The rest of the meal went uninterrupted, and Emry and Abella continued their conversation between the courses. The Lord of Haryse, in his usual frugal manner, ate lightly, and did not indulge in wine to the extent that some of the other Lords, Dukes and Barons who were at the feast did. Abella returned to her chambers after the meal had finished, pleading a sore back from the weight of their growing child, leaving Emry on his own as the great throng of people moved from the great hall to the vast, candle-lit room where the dancing was to be held.

Emry still had trouble believing that this grand event was being held in his honor--while the victory in the Hill-Country had been a welcome respite after months of fighting, but the larger conflict was far from over; in fact, it would not end until the kingdom of Tortall encompassed everything from the mountains to the north to the River Drell in the east and the Inland Sea to the south, if then. The Lord of Haryse sighed, and stopped trying to justify this enormous expenditure of time and material for his sake.

He left the dinner and dancing as early that night as could be considered decent, and hummed a part of a corrante as he came up the hallway, remarkably in tune for someone who'd had little to no musical training.

"My Lord Emry?" A page tapped his elbow politely. "Your quarters have been set up in the other wing.

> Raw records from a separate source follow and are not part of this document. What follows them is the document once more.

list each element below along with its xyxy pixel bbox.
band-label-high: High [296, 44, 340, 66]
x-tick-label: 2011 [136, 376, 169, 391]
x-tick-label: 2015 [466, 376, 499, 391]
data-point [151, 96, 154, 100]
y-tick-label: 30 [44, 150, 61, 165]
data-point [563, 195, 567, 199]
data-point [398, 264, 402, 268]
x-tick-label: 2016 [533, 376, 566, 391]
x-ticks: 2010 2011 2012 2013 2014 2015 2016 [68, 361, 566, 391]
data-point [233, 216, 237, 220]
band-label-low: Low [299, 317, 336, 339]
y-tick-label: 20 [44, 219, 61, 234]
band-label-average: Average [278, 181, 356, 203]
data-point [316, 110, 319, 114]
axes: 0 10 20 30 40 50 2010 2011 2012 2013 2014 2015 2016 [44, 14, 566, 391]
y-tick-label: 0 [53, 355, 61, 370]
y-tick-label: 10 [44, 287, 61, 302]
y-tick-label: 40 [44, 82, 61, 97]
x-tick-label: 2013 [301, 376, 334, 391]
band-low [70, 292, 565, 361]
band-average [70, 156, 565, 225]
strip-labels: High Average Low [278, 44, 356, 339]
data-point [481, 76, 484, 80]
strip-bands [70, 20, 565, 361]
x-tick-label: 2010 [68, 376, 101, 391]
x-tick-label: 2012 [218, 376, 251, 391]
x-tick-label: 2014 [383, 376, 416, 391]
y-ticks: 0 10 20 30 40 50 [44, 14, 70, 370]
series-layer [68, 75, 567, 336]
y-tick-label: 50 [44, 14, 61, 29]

These are the women's quarters."

It took the general a moment to realize he had been headed towards the room where Abella slept in his absence. "Of course," he murmured, embarrassed. "Thank you, page." The boy nodded, and stepped aside as Emry corrected his course to go up the adjacent hallway. Eventually he found the door which bore a placard with his name on it, and went in. The palace servants had already put his few articles in the room, and it was not long before he had turned down the elaborate bedspread, lain down on the cool pallet, and fallen into a well-deserved sleep.